Splish Splash & Bug hunting!

To Sit in Solitude, To Think in Solitude with only the Music of the Stream and the Cedar to Break the Flow of Silence, There Lies the Value of Wilderness. – John Muir

This past weekend I had the opportunity to volunteer with a local conservancy that received a grant to help monitor the Cedar River.  The grant is provided by MICorps (The Michigan Clean Water Corps) to monitor streams around Michigan to assess the streams quality.

Anyways, it was only 50 degrees out with cloud cover, some drizzling rain, and rather windy– but we put on our boots and headed out to our site.  I am always up for anything outdoors, but it even surprised me when I signed up to lead a team on searching for macro-invertebrates, you know…bugs! I do not really have a problem with bugs, but I have no clue what is living in the water, peel back some bark I know what I will find but to search the stream was new to me.  I had done some work with macro-invertebrates back in college but not as extensive as this.

Anyways, so we are setting up, wind blowing our hair and I begin the timer!

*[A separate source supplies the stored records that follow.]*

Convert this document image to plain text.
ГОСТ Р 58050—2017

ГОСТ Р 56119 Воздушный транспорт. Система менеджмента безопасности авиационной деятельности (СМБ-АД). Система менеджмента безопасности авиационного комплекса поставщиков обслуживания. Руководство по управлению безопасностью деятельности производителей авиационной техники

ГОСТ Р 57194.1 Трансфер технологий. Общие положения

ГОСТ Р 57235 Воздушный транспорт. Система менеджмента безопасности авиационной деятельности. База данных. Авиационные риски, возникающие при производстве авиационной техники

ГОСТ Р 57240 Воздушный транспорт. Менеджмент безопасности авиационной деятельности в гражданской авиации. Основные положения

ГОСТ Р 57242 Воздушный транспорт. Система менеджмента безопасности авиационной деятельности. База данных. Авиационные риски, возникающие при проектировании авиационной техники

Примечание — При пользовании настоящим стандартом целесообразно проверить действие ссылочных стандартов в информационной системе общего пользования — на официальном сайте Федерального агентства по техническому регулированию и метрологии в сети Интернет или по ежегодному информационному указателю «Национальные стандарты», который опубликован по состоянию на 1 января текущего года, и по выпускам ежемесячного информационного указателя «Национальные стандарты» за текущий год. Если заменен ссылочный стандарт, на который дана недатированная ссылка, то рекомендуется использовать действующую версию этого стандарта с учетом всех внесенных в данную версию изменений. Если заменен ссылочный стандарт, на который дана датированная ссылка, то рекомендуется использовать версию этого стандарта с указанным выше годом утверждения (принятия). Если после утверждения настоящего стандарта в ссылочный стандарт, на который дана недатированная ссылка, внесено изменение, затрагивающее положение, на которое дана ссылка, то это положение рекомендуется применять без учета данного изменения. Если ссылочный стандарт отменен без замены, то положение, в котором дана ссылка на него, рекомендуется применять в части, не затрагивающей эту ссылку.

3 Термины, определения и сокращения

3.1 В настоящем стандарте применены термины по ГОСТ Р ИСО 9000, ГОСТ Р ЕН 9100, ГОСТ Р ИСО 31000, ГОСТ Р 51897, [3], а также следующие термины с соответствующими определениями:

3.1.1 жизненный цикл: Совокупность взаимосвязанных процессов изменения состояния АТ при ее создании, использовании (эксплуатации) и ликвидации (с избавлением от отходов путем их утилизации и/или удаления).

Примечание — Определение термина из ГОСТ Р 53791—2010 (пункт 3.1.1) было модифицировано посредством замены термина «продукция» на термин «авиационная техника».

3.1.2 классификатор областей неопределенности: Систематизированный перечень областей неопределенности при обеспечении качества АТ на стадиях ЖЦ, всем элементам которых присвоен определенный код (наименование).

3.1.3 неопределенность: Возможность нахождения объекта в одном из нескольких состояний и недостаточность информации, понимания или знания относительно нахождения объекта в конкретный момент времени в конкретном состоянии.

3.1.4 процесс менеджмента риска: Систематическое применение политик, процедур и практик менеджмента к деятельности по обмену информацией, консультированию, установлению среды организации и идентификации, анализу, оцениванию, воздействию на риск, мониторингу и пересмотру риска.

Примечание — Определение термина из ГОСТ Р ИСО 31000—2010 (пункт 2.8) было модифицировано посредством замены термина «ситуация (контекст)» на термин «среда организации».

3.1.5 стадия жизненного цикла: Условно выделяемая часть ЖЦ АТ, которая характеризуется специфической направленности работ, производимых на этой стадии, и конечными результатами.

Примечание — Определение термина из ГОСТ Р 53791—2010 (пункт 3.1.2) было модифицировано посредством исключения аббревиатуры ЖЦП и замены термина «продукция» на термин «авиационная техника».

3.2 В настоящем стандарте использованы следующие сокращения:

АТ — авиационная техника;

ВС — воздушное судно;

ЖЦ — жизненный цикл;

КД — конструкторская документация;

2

T (the collector of my group) headed into the stream net in hand and began to search under logs, under vegetation, moving the sandy substrate below to toss up anything living!  As she would get things I would collect it and take it back to “H” who was sorting through and trying to locate little fellas! Because we were short handed and only had 30 minutes to search the stream, I helped out both T and H with their duties.  I began sifting through vegetation and sand looking for anything that moved.  Then I hit the mother load! An old branch that had fallen in the stream and made home there in the stream; had loads of little critters crawling! We picked and picked and picked and finally we felt confident that we had close to 100 macro invertebrates and began to identify what exactly we had and classified it to get a measurement of quality for the stream.  In our section we found that it was ranked excellent.  By what we found in the stream rated it healthy.  We even found a little tadpole, but we let it go!

The stream was very clear and had great buffer zones of trees and other shrubs to keep it cool and clean.  Trees and shrubs allow for stability of the banks that prevent erosion of sediment, pesticides, nitrogen and other pollutants into the stream.  If its a cold water stream that houses trout, it is crucial to keep the temperature down but shade trees in order to keep providing that habitat for trout.  It is important for us to monitor these streams, not only for water quality for ourselves but also for the wildlife using the stream.  As we continue to add more “plots” and monitor more sections of the stream we can asses the watershed as a whole and if any management needs to be addressed.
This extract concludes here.